Conseil supérieur de la magistrature : L’euphémisme de Laurent Esso

Le Garde des sceaux a donné une réponse inattendue à la question orale à lui posée par le député SDF, Benlide Djeumeni.


Par Cyril Essissima


Cinq minutes. C’est le temps mis par le député Benilde Djeumeni , pour poser sa première question au Garde des sceaux, Laurent Esso, lors de la séance des questions orales le 21 juin dernier. L’élu du Social Democratic Front (SDF) a notamment interpelé le ministre d’Etat, ministre de la Justice, sur les raisons de la non tenue du conseil supérieur de la magistrature depuis quatre ans.

Le député a même failli se faire prendre une taloche en écorchant le rang et le titre exact du Garde des sceaux. « Monsieur le ministre, lorsqu’un citoyen a tout perdu, il lui reste exclusivement la justice », introduit Benilde Djeumeni. Il reprend une deuxième fois : « Monsieur le ministre, lorsque les hommes chargés de faire appliquer la justice sont eux-mêmes victimes de l’injustice, cela nécessite une profonde interrogation ».

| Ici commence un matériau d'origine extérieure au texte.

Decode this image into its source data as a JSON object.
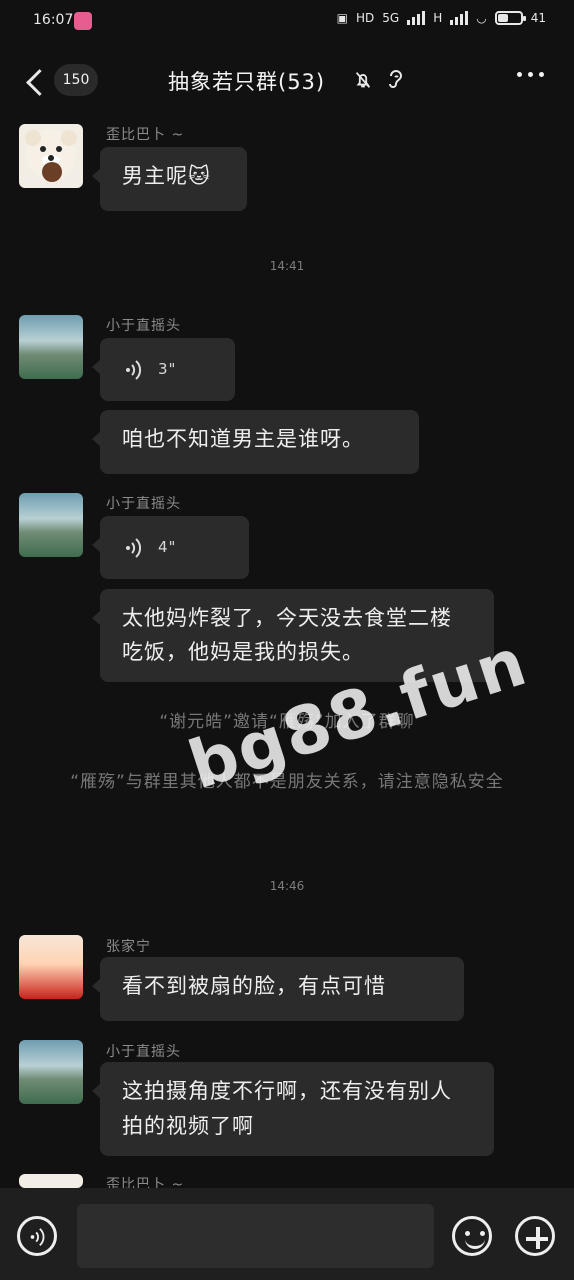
{
  "status": {
    "time": "16:07",
    "network_hd": "HD",
    "network_5g": "5G",
    "network_h": "H",
    "battery": "41",
    "battery_level": 0.41
  },
  "topbar": {
    "unread_count": "150",
    "title": "抽象若只群(53)"
  },
  "messages": [
    {
      "sender": "歪比巴卜 ~",
      "type": "text",
      "text": "男主呢🐱"
    },
    {
      "time": "14:41"
    },
    {
      "sender": "小于直摇头",
      "type": "voice",
      "duration": "3\""
    },
    {
      "type": "text",
      "text": "咱也不知道男主是谁呀。"
    },
    {
      "sender": "小于直摇头",
      "type": "voice",
      "duration": "4\""
    },
    {
      "type": "text",
      "text": "太他妈炸裂了，今天没去食堂二楼吃饭，他妈是我的损失。"
    },
    {
      "system": "“谢元皓”邀请“雁殇”加入了群聊"
    },
    {
      "system": "“雁殇”与群里其他人都不是朋友关系，请注意隐私安全"
    },
    {
      "time": "14:46"
    },
    {
      "sender": "张家宁",
      "type": "text",
      "text": "看不到被扇的脸，有点可惜"
    },
    {
      "sender": "小于直摇头",
      "type": "text",
      "text": "这拍摄角度不行啊，还有没有别人拍的视频了啊"
    },
    {
      "sender": "歪比巴卜 ~"
    }
  ],
  "watermark": "bg88.fun",
  "icons": {
    "back": "back-arrow-icon",
    "mute": "bell-slash-icon",
    "ear": "ear-icon",
    "more": "more-icon",
    "voice": "voice-icon",
    "emoji": "emoji-icon",
    "plus": "plus-icon"
  },
  "colors": {
    "background": "#111111",
    "bubble": "#2b2b2b",
    "system_highlight": "#8aa1b6"
  }
}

Venant au fait même de sa préoccupation, son troisième lapsus ne sera pas toléré par le membre du gouvernement. « Je suis en train de parler, Monsieur le ministre… » Le parlementaire est stoppé net par Laurent Esso qui rectifie : « c’est Monsieur le ministre d’Etat ! », a-t-il lancé, provoquant des rires sporadiques au sein de l’hémicycle. Le député de la nation fait amende honorable et renoue immédiatement avec la bienséance institutionnelle. « Merci beaucoup. Je m’ excuse. Monsieur le ministre d’Etat, je suis en train de parler très nettement du  Conseil supérieur de la magistrature », énonce-t-il. Le député développe en indiquant que cet organe est censé siéger chaque année. Sauf que, selon l’élu, « cinq promotions de l’Ecole nationale d’administration et de magistrature (Enam) attendent au quartier » du fait de l’inactivité prolongée de cet organe que préside exclusivement le chef de l’Etat. Question : « Très respectable ministre d’Etat, lance le député, qu’est-ce qui manque aujourd’hui au Cameroun pour avoir un conseil supérieur de la magistrature chaque année comme le prévoit la loi ? »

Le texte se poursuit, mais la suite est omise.